Chronic remodeling of the foramina due to coronal imbalance in the setting of scoliosis is another plausible mechanism of LSDD asymmetry [24]. The distribution of mid-thoracic scoliosis in adolescents is not evenly distributed as shown in a study of over 8000 school children [25]. Another potential mechanism is asymmetry in handedness in the population. Right-hand dominance is more common globally and known to contribute to asymmetric occupational injury in the upper extremities [26]. In elite tennis players, for example, imbalanced use of paraspinal muscles and axial skeletal extension due to handedness has been associated with lower back pain [27]. This form of lifelong ergometric imbalance in occupation and activities has been posited as a source of chronic degenerative musculoskeletal injury by Kumar due to differential fatigue or cumulative mechanical loading [28]. This could in turn explain the foraminal asymmetry seen in our study; however, we did not evaluate for the presence or directionality of scoliosis in the present analysis. Alternatively, handedness/occupational factors contributing to imbalanced LSDD may exert a selection bias on patients presenting for LMRI.
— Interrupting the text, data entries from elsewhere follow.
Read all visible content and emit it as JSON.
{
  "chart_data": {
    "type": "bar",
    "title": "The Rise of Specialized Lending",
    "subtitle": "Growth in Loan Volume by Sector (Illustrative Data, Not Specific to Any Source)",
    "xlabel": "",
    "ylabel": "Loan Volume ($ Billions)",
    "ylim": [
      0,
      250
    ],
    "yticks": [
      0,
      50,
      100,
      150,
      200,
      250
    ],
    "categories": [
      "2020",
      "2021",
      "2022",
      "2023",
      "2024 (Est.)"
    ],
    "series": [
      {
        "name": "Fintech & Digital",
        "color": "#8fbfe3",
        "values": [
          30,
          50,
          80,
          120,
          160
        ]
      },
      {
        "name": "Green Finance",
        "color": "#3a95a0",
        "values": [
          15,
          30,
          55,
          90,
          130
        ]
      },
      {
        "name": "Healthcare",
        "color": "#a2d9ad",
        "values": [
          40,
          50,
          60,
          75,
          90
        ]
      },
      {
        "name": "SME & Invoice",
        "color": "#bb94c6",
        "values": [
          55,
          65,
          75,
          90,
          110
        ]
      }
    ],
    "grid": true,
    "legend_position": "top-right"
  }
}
Our method of NLP-driven analysis has several strengths, the chief one being the large sample size. First, by including a large corpus with the interpretation of 152 different attending radiologists over a 10-year period could mitigate the impact of inter- and intra-reader variation [29] by leveraging the statistical “Law of Large Numbers” to estimate the mean across our study population. It is important to note that we did not analyze reports from CT or CT myelographic imaging of the lumbar spine in our analysis, which may result in some degree of sampling bias, as patients who were unable to undergo MRI—potentially due to claustrophobia or implanted devices—were not included. Despite this potential sampling bias, we believe our sample is representative of the referral base for LMRI in our institution. Moreover, the large sample size powers this study to detect small differences, even when stratified by sub-populations.
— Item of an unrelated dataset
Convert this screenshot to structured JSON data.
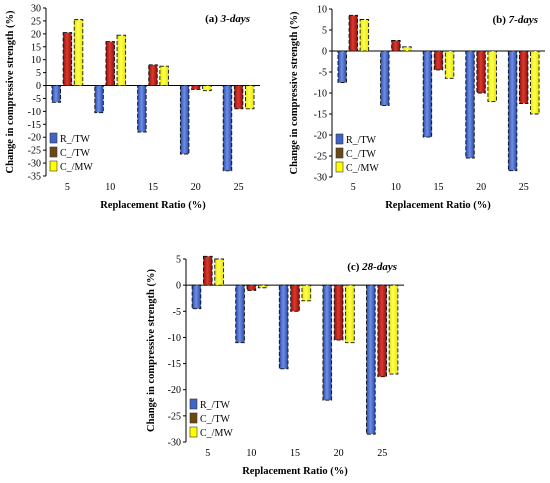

The use of radiology reports to estimate disease epidemiology is limited by several factors. The NLP algorithm empowers a much larger corpus to be analyzed, but its classification is imperfect. Our institution implemented non-mandatory semi-structured reporting before the study period; however, a subset of radiologists did not utilize the semi-structured reporting templates. Therefore, our assumption that “non-mention” of SCS/NFS at a given level may underestimate true disease prevalence. Furthermore, our rules-based algorithm relied on a manually assembled dictionary mapping non-standard terminology for stenosis grading to our 6-point standard scale. This methodology is imperfect and may affect our estimate of the severity distribution of LSDD. Although our algorithm documents 6 grades of stenosis, we lumped those greater than 3 to de-noise the data and focus our analysis on the prevalence of potentially actionable LSDD.

Another limitation of our study is that the study cohort is not a true sampling of the general population as only patients with symptoms substantial enough to warrant imaging are studied. In the USA, for example, refractory back pain or neurologic symptoms must persist despite best conservative therapy for at least 6 weeks for reimbursement by the Centers for Medicare and Medicaid Services for LMRI [30, 31]. The generalization of these findings to asymptomatic patients is therefore limited.
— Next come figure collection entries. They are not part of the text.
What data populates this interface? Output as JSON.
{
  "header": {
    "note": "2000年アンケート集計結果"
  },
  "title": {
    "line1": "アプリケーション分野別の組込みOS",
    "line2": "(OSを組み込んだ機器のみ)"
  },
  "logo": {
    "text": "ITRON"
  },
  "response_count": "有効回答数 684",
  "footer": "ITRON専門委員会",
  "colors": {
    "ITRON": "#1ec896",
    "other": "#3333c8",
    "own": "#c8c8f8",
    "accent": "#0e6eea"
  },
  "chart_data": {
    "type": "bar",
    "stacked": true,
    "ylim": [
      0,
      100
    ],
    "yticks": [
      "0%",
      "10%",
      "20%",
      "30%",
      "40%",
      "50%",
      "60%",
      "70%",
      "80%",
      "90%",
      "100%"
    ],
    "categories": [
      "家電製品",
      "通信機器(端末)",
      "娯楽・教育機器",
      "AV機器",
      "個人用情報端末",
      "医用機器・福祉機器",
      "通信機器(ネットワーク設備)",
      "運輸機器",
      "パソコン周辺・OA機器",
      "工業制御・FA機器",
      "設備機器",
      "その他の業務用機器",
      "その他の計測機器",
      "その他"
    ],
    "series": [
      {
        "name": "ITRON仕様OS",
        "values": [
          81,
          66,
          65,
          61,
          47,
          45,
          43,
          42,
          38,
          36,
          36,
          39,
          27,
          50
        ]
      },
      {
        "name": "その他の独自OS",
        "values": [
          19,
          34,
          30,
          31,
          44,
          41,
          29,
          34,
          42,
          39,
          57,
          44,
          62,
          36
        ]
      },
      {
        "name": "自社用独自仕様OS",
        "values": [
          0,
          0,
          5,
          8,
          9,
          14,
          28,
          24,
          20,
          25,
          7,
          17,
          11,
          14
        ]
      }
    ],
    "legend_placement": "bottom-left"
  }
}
In summary, we report a contemporary estimate of the prevalence of potentially actionable lumbar stenosis in a 10-year series of over 43,000 MRI studies. This work provides an estimate of the prevalence of lumbar spinal stenosis in a symptomatic cohort and reveals asymmetry in neural foraminal LSDD which may be due to occupational or biomechanical factors accrued over the lifespan. Future work may lead to establishment of a normative database for LSDD severity by age and sex, potentially facilitating improved disease management.